I would like to talk about two parameters that I have seen in a few cases in the evaluation of obesity
. Anti-Tg and Anti-Tpo antibodies. As it is known, obesity is considered a chronic disease whose prevalence is increasing worldwide and brings with it other diseases. Obesity can be briefly defined as the increase in fat
tissue in the body that harms health. In order to measure and evaluate this
situation, simple anthropometric calculations and measurements are made in practice by dietitians
. The ratio of body weight to the square of height is used as body mass index
. Biochemical parameters must also
be evaluated in the evaluation of obesity. It is necessary to evaluate the signs and symptoms very well in protecting health and preventing the formation of diseases. The diseases whose names we have to mention together with obesity
should not be overlooked during screening. Diabetes, cardiovascular diseases, hypertension, abdominal obesity and insulin resistance are among the known and frequently diagnosed diseases. There is something that I think is missing in the routine
evaluation of the thyroid gland, which is an indicator of metabolic activities related to obesity. Thyroid diseases and their relationship with thyroid cancers and obesity are areas that are not screened in practice.
Family medicine clinics and internal medicine outpatient clinics are the outpatient clinics we go to with weight control complaints. And the physician
orders Tsh and T4 in his routine. Considering the relationship between routine Tsh and T4 requirements and thyroid functions and obesity, subclinical cases are not screened in euthyroid people.
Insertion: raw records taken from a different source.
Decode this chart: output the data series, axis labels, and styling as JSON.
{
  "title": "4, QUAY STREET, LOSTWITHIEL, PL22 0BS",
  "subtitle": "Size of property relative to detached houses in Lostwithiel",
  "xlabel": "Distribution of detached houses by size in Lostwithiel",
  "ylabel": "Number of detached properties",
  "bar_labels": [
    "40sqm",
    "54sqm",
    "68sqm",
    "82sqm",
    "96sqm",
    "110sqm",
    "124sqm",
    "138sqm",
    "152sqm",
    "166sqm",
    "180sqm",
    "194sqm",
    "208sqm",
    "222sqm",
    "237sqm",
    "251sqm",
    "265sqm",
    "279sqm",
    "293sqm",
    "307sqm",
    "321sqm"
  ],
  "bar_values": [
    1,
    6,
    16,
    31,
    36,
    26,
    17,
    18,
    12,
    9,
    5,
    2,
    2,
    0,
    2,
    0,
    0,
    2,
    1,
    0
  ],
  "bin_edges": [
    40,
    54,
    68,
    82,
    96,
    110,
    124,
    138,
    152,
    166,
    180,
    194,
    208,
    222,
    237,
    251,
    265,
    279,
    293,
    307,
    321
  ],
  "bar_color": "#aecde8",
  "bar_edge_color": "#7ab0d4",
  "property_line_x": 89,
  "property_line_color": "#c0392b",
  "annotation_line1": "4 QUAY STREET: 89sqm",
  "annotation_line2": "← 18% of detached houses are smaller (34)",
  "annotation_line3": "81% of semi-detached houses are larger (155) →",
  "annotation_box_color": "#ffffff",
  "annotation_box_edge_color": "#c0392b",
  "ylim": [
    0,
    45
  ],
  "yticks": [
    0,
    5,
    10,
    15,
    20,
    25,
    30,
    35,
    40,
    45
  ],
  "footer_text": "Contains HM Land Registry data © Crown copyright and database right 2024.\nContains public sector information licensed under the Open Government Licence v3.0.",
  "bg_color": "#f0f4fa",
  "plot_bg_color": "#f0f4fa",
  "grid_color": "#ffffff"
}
It is possible to see in published scientific articles that there are many studies that support this idea.
As it is known, the principle of cooperation and teamwork between doctors and dietitians in ensuring weight control is available all over the world and in our country. The doctor evaluates the patient, examines him/her, requests tests, and the dietitian writes his/her diet. This is where the movie starts. I think the fact that thyroid antibodies
are not requested in routine orders can be a problem in determining thyroid diseases, and even after the request
the autoimmune antibodies are positive and the doctor's findings When you want to reach a point,
papilla CA and/or the beginnings of malignant tumors can be detected
after the ultrasound and biopsy adventure. There are two examples where I experienced this. I had clients who consulted a dietitian just to eat healthy and lose some weight, and then underwent surgical intervention. I think there is a general opinion among the doctors we work with in the clinic. If the patient's Tsh and T4
are normal, there is no need to request antibodies. However, even though this situation may be coincidental and/or subclinical and we cannot generalize it to all scientific studies, in some cases even when the patient is euthyroid, thyroid
antibody elevation is detected and the results of which we see later with ultrasound and biopsy are found in thyroid and
papillae. There are individuals diagnosed with CA. This being the case, I wonder why this
test is not included in the routine for obese and fat individuals who are in the risk group. In terms of prediabetes, vitamin D and Insulin resistance
values ​​are also not required in the routine in the same context. Therefore, I do not know what our endocrine and metabolism
doctors would say about this situation. I would like to emphasize the necessity of performing these examinations in the first step of healthcare services in the fight against obesity and cancer.